[OpenAFS-devel] linux-and-locks-cleanup-20070202 crashes linux
kernels older than 2.6.17 (see RT #53457)
Jeffrey Hutzelman
jhutz@cmu.edu
Fri, 09 Feb 2007 12:29:54 -0500
On Thursday, February 08, 2007 05:54:55 PM -0500 Marcus Watts
<mdw@umich.edu> wrote:
> phase 2 "soon". Fileserver only does whole-file locking.
> All clients support "generic" local byte-range locking,
> backed up by serverside whole-file locking and
> some sort of simplistic file flushing when a write
> lock is released.
I think this is rather harder than you or Matt suspect. The problem with
backing local byte-range locks by whole-file locks on the server is that to
do it safely, the lock you get on the server has to be at least as good as
the local lock, and there's no way to atomically upgrade and downgrade
locks on the server.
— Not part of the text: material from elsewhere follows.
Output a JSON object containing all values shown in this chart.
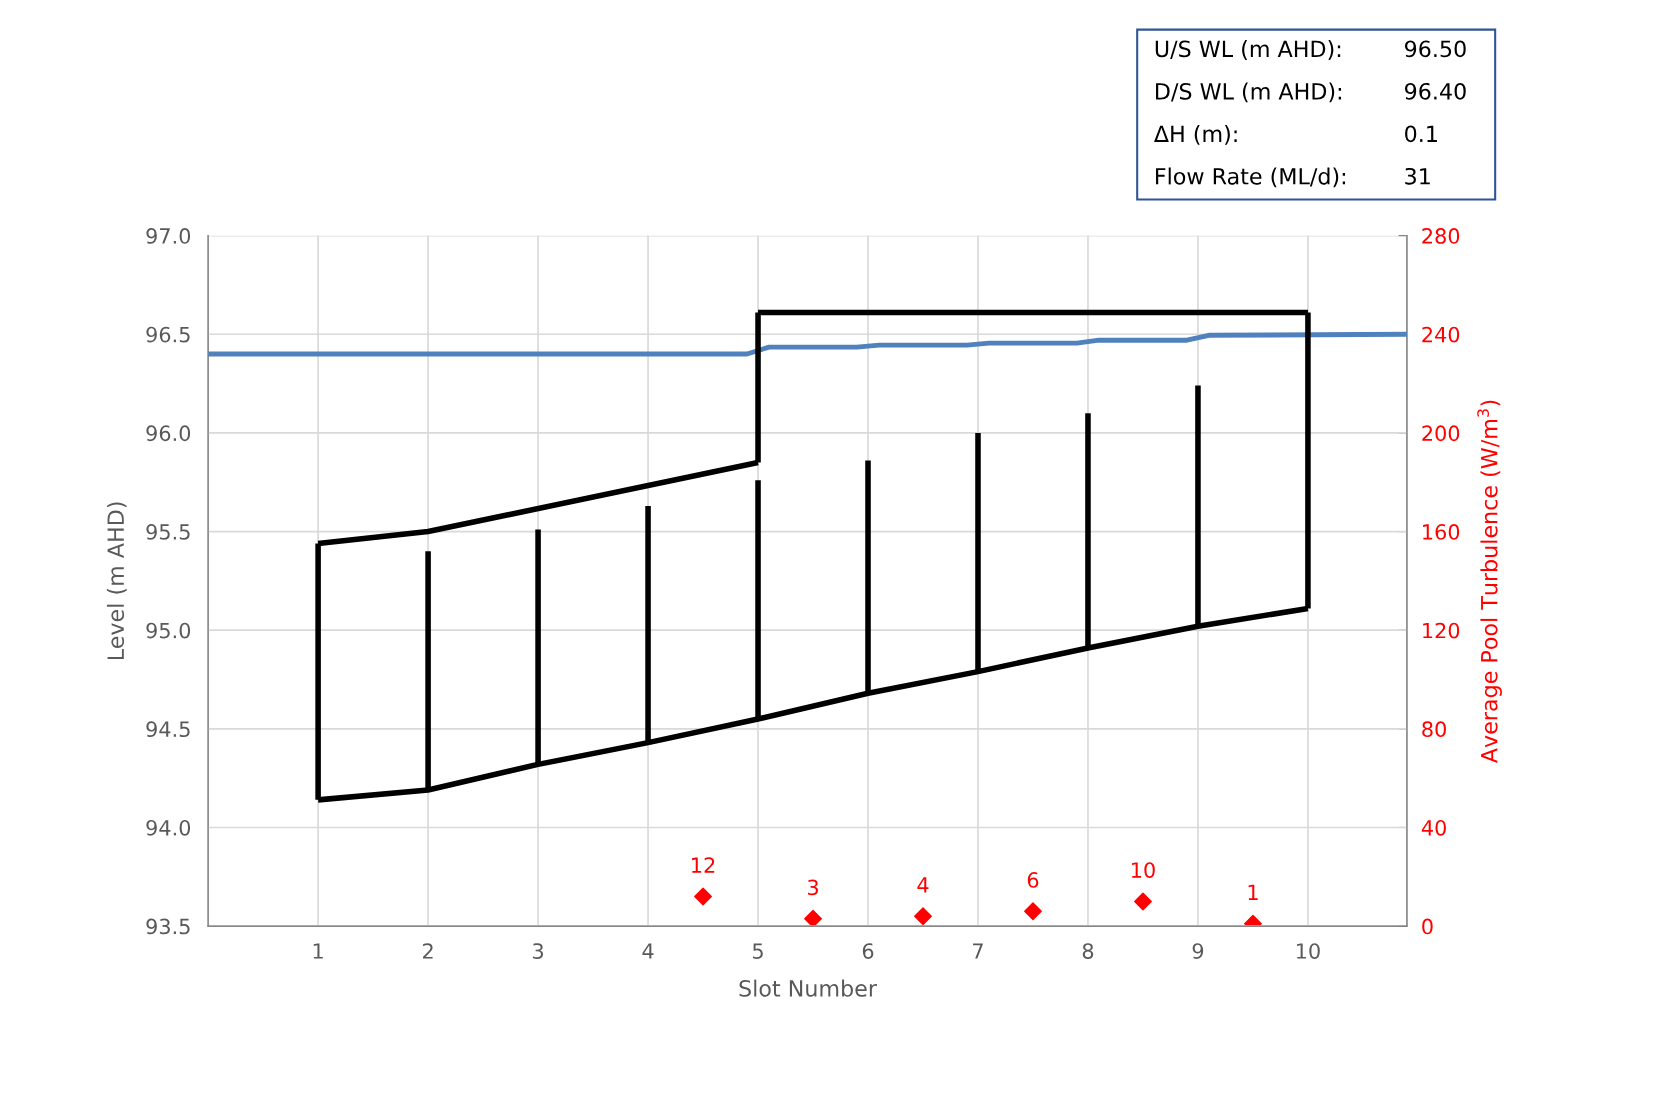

That effectively means that all locks need to be
backed by exclusive locks on the server, since you can have this scenario:
- process A gets whole-file read lock
- process B gets partial-file read lock
- process A releases its lock
- process C gets partial-file write lock, not conflicting with B's.
When process C gets its lock, you need to upgrade to a write lock, but you
cannot do so without first giving up process B's lock.